Some changes I would wish for in an ideal world: Not only for pregnancy, but for human comfort in general, it would be nice if evolution had done a more efficient job of transforming us from quadrupeds to bipeds. Imperfect adaptation to walking upright leaves us subject to many uncomfortable conditions such as back, joint, and foot pains, hernias, and organ prolapse. For reproduction in particular, voluntary control of the process would solve many problems. Suppose women could ovulate or suppress ovulation at will? And if conditions of the pregnancy or the environment turned unfavorable, in this scenario they could resorb the embryo by an act of will, as mentioned above. It would also be convenient if men could produce erections, or suppress them, at will. For both sexes, a lot of anxiety would disappear if we could simply decide to have orgasms when desired. I'd like to have labor pains reduced to mild cramps, just enough discomfort to alert the woman that she's in labor. Why does dilation of the cervix have to hurt so much? At the actual delivery phase, a sensation of slight pressure would be enough to tell her to start pushing.

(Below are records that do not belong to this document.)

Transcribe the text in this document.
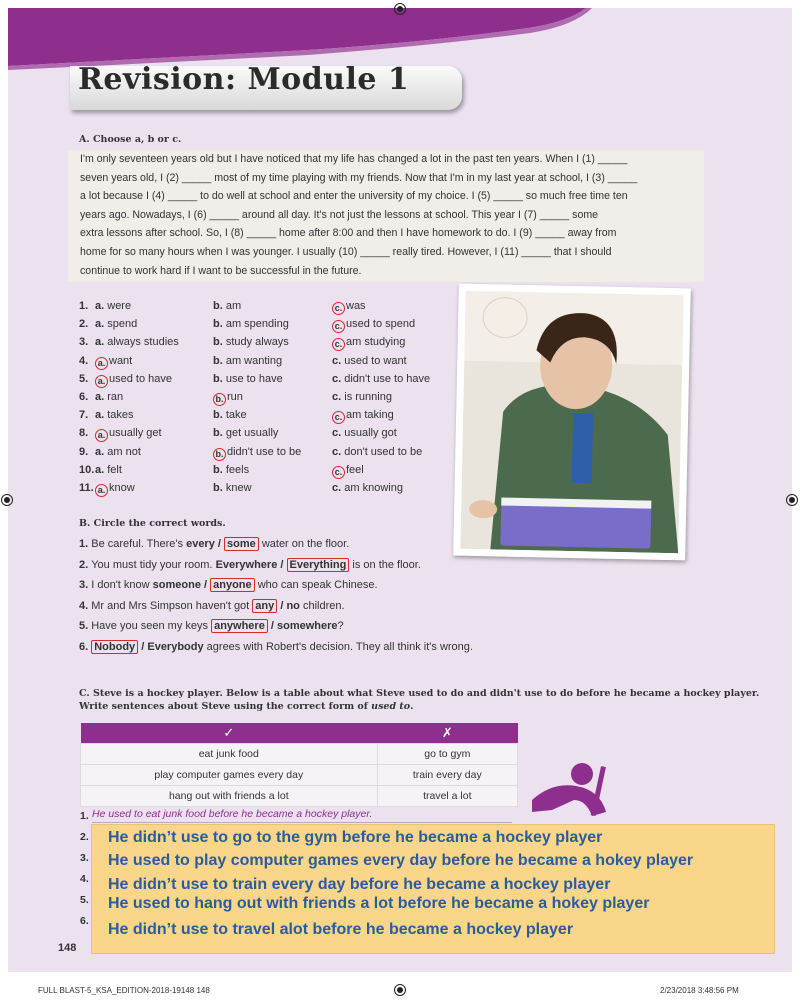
Revision: Module 1
A. Choose a, b or c.

I'm only seventeen years old but I have noticed that my life has changed a lot in the past ten years. When I (1) _____

seven years old, I (2) _____ most of my time playing with my friends. Now that I'm in my last year at school, I (3) _____

a lot because I (4) _____ to do well at school and enter the university of my choice. I (5) _____ so much free time ten

years ago. Nowadays, I (6) _____ around all day. It's not just the lessons at school. This year I (7) _____ some

extra lessons after school. So, I (8) _____ home after 8:00 and then I have homework to do. I (9) _____ away from

home for so many hours when I was younger. I usually (10) _____ really tired. However, I (11) _____ that I should

continue to work hard if I want to be successful in the future.

1. a. were	b. am	c. was
2. a. spend	b. am spending	c. used to spend
3. a. always studies	b. study always	c. am studying
4.	a. want	b. am wanting	c. used to want
5.	a. used to have	b. use to have	c. didn't use to have
6. a. ran	b. run	c. is running
7. a. takes	b. take	c. am taking
8.	a. usually get	b. get usually	c. usually got
9. a. am not	b. didn't use to be	c. don't used to be
10. a. felt	b. feels	c. feel
11. a. know	b. knew	c. am knowing
B. Circle the correct words.
1. Be careful. There's every / some water on the floor.
2. You must tidy your room. Everywhere / Everything is on the floor.
3. I don't know someone / anyone who can speak Chinese.
4. Mr and Mrs Simpson haven't got any / no children.
5. Have you seen my keys anywhere / somewhere?
6. Nobody / Everybody agrees with Robert's decision. They all think it's wrong.
C. Steve is a hockey player. Below is a table about what Steve used to do and didn't use to do before he became a hockey player.
Write sentences about Steve using the correct form of used to.
✓	✗
eat junk food	go to gym
play computer games every day	train every day
hang out with friends a lot	travel a lot
1. He used to eat junk food before he became a hockey player.
2.
3.
4.
5.
6.
He didn’t use to go to the gym before he became a hockey player
He used to play computer games every day before he became a hokey player
He didn’t use to train every day before he became a hockey player
He used to hang out with friends a lot before he became a hokey player
He didn’t use to travel alot before he became a hockey player
148
FULL BLAST-5_KSA_EDITION-2018-19148 148	2/23/2018 3:48:56 PM
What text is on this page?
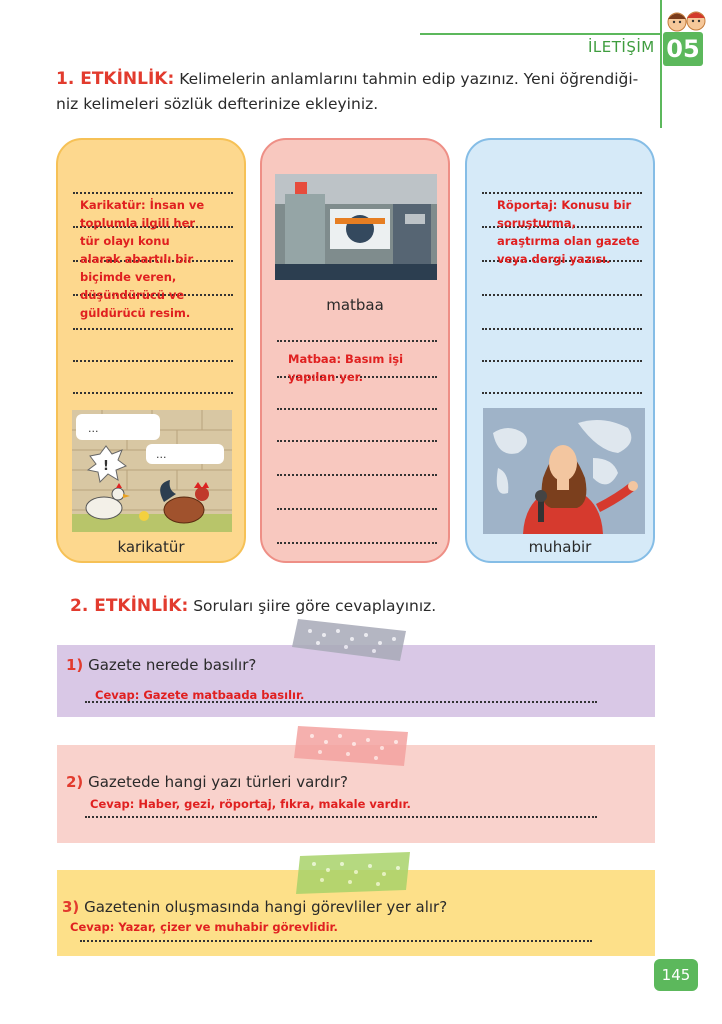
İLETİŞİM 05
1. ETKİNLİK: Kelimelerin anlamlarını tahmin edip yazınız. Yeni öğrendiği-
niz kelimeleri sözlük defterinize ekleyiniz.
Karikatür: İnsan ve
toplumla ilgili her
tür olayı konu
alarak abartılı bir
biçimde veren,
düşündürücü ve
güldürücü resim.
...
...
!
karikatür
matbaa
Matbaa: Basım işi
yapılan yer.
Röportaj: Konusu bir
soruşturma,
araştırma olan gazete
veya dergi yazısı.
muhabir
2. ETKİNLİK: Soruları şiire göre cevaplayınız.
1) Gazete nerede basılır?
Cevap: Gazete matbaada basılır.
2) Gazetede hangi yazı türleri vardır?
Cevap: Haber, gezi, röportaj, fıkra, makale vardır.
3) Gazetenin oluşmasında hangi görevliler yer alır?
Cevap: Yazar, çizer ve muhabir görevlidir.
145
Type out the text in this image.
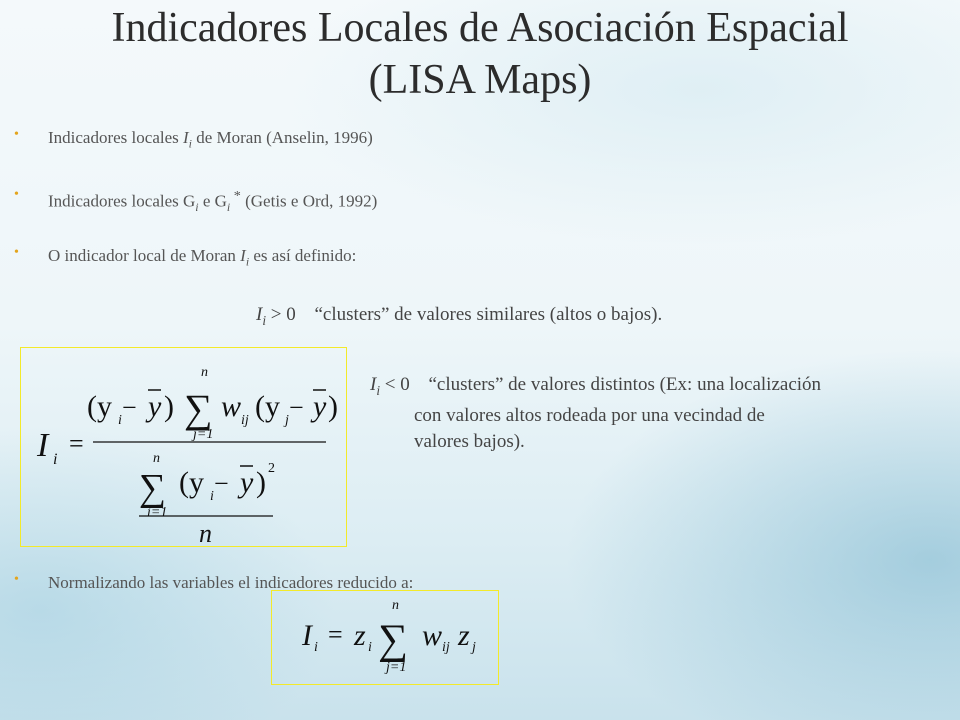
Indicadores Locales de Asociación Espacial
(LISA Maps)
• Indicadores locales $I_i$ de Moran (Anselin, 1996)
• Indicadores locales $G_i$ e $G_i$ * (Getis e Ord, 1992)
• O indicador local de Moran $I_i$ es así definido:
$I_i > 0$ “clusters” de valores similares (altos o bajos).
$I_i < 0$ “clusters” de valores distintos (Ex: una localización
con valores altos rodeada por una vecindad de
valores bajos).
I i
=
(y i − y )
n
∑
j=1
w ij (y j − y )
n
∑
i=1
(y i − y ) 2
n
• Normalizando las variables el indicadores reducido a:
I i = z i
n
∑
j=1
w ij z j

That last request might be impossible without a total restructuring of the human body, because of the compromises we already make between the sizes of the baby's head and the mother's pelvis. But, again, in an ideal world where we have voluntary control over physical processes and sensations, we could mentally suppress most of the discomfort associated with pushing out a full-term infant. Those compromises make another possible wish, that babies not be born so helpless, out of the question. Human intelligence means our offspring have large brains and large skulls, and the human female's pelvis can't grow much bigger while still allowing her to walk upright. That's why human babies are born so undeveloped; the size and lifespan of our species would lead us to expect our infants to stay in utero about twice as long as they do. In effect, a newborn baby is an extra-uterine fetus.

Given absolute power to alter human anatomy and physiology, what improvements would you make to the reproductive process? Or any of our physical attributes?